Although there has been an increase in early diagnosis and treatment of lung cancer, it is still the number 1 killer in the UK, and the second most common cancer diagnosed after breast cancer. However, Dr. Mick Peake, of the National Cancer Intelligence Network revealed the following figures:
17% of 1990 lung cancer patients still live one year after being first diagnosed with this disease (compared to 29% of men, and 33% of women in 2010). However, there seems to be a slight change in the overall 5-year survival rate which still hovers around the 10% -11% figure.
Smoking is still considered the main cause that kills around 28,000 of the 35,000 who die every year in the UK from lung cancer.
Apart from early detection of disease, one of the major improvements to the short-term one-year rate appears to be due to an increase in care, such as biological therapies that have been designed to help stop cancer cell metastasis. , and a newly developed technique that allows cancer cells to be frozen – cryotherapy.

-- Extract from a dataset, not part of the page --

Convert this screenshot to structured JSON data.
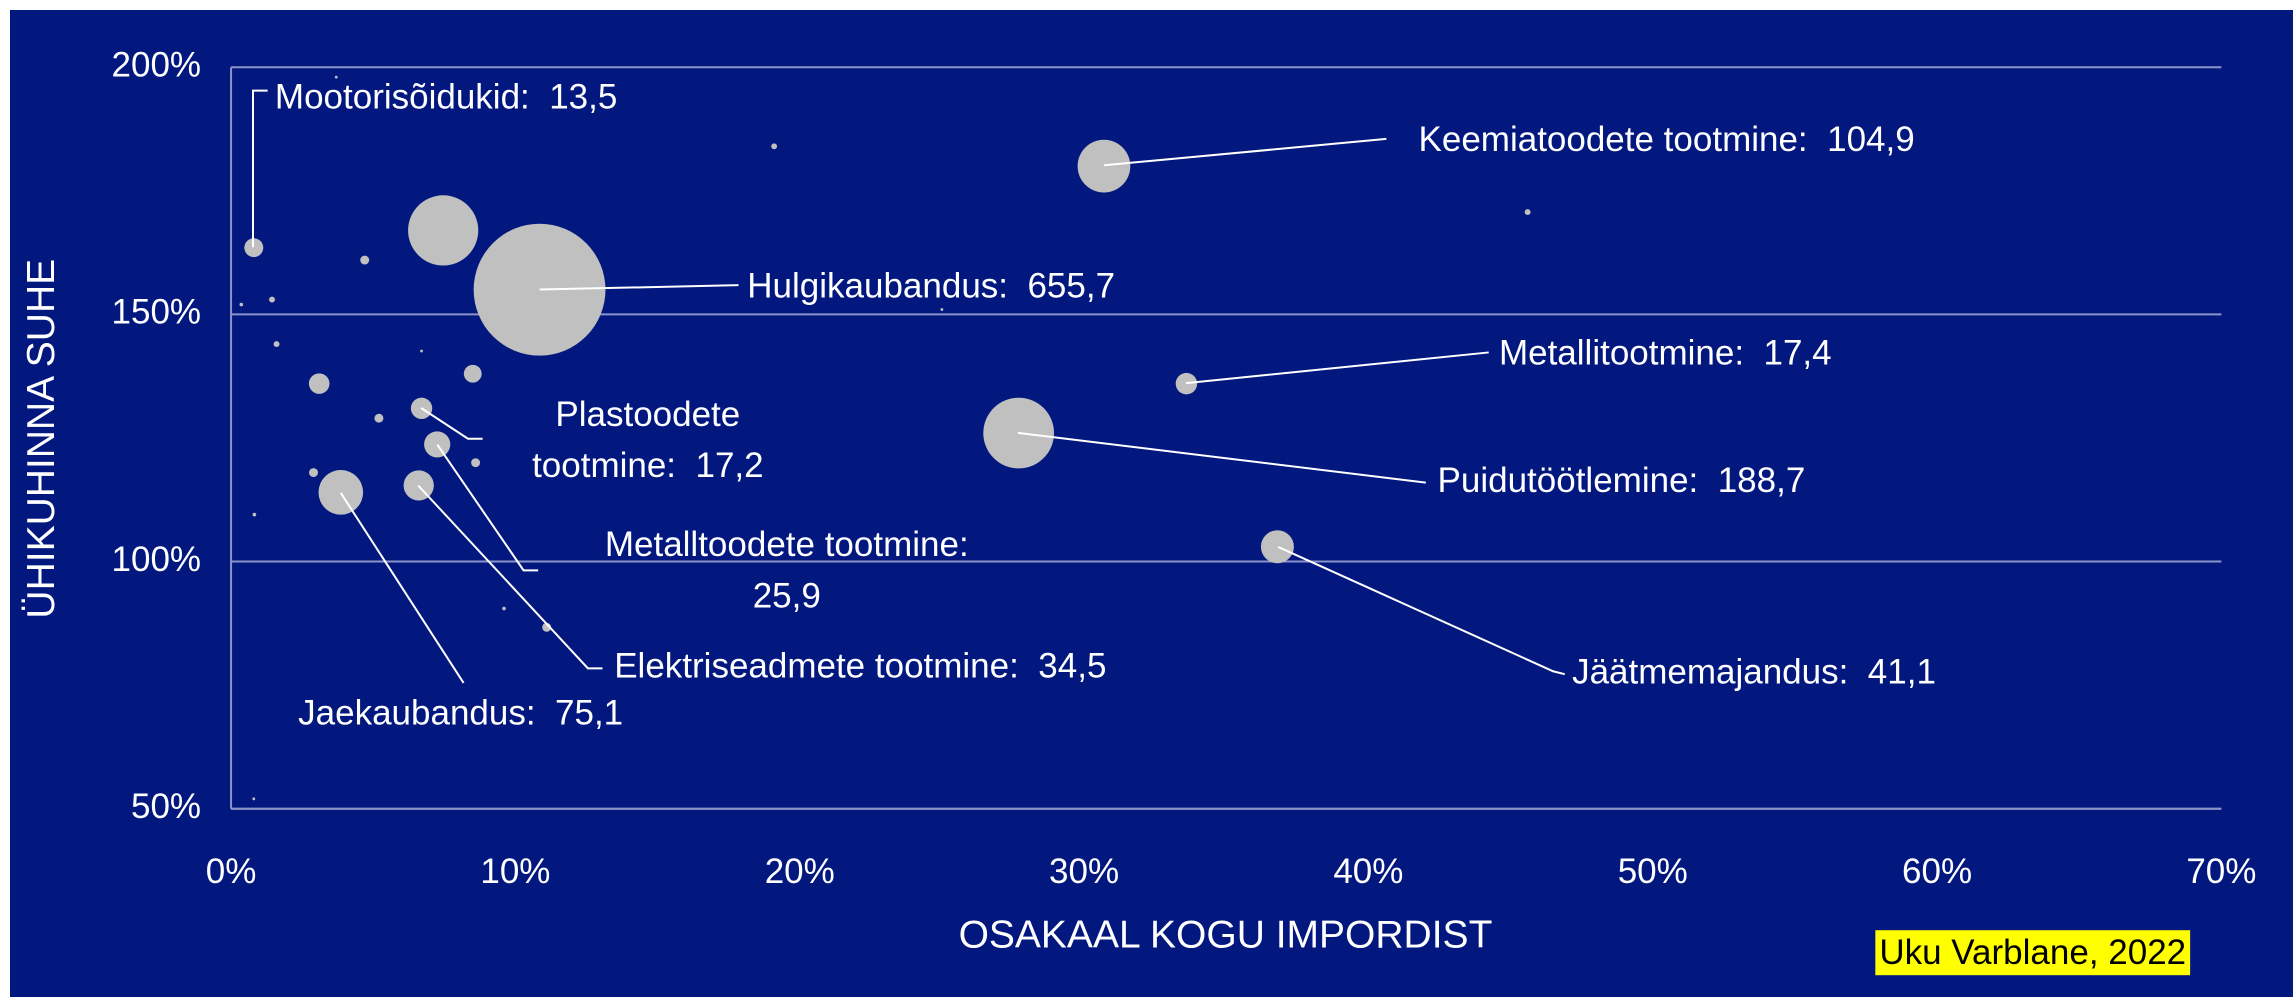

The most frequent treatment depends on the stage where the disease is diagnosed in the patient, along with other factors as well. For example: age, gender, health, and patient history are all important factors that help decide which treatments are more suitable (each individual will be accessed one by one, like what might work for one, may not work for another [ general guidelines will apply]).

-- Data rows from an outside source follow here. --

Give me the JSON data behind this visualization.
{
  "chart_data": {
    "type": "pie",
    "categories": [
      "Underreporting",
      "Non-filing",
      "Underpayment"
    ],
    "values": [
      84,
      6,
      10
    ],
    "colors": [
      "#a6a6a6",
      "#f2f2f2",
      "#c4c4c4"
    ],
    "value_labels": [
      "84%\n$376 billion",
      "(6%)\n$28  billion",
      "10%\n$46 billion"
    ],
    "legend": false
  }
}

Dr. Mick Peake, of the National Cancer Intelligence Network, said “This report shows that we are gradually making a breakthrough in increasing the general cancer survival rate; however, there is much more to be done for lung cancer patients with the majority still dying in one year of diagnosis. “
It was also commented on by Nick Ormiston-Smith, chief statistical officer of Cancer Research U.K, that “This is good news that lung cancer in men has fallen by more than a third since the early 1990s.”
He further went on to talk about trends in lung cancer incidence reflecting past trends in smoking, where many men actually quit smoking during the 1950s and so on, which in his words, said “we now see an impact positive than that, but unfortunately this fall doesn’t happen to women until later, etc. “
Although, the one-year survival rate is now approaching those of other countries, where previously – historically they have shown better results, smoking by young people is still seen as a problem (better awareness among young people must be become a priority).
However, a recent campaign that advocated “anyone” who had coughs for more than 3 days to check, was credited with taking more than 700 additional disease cases ( compared to the cases taken in a similar campaign during 2011).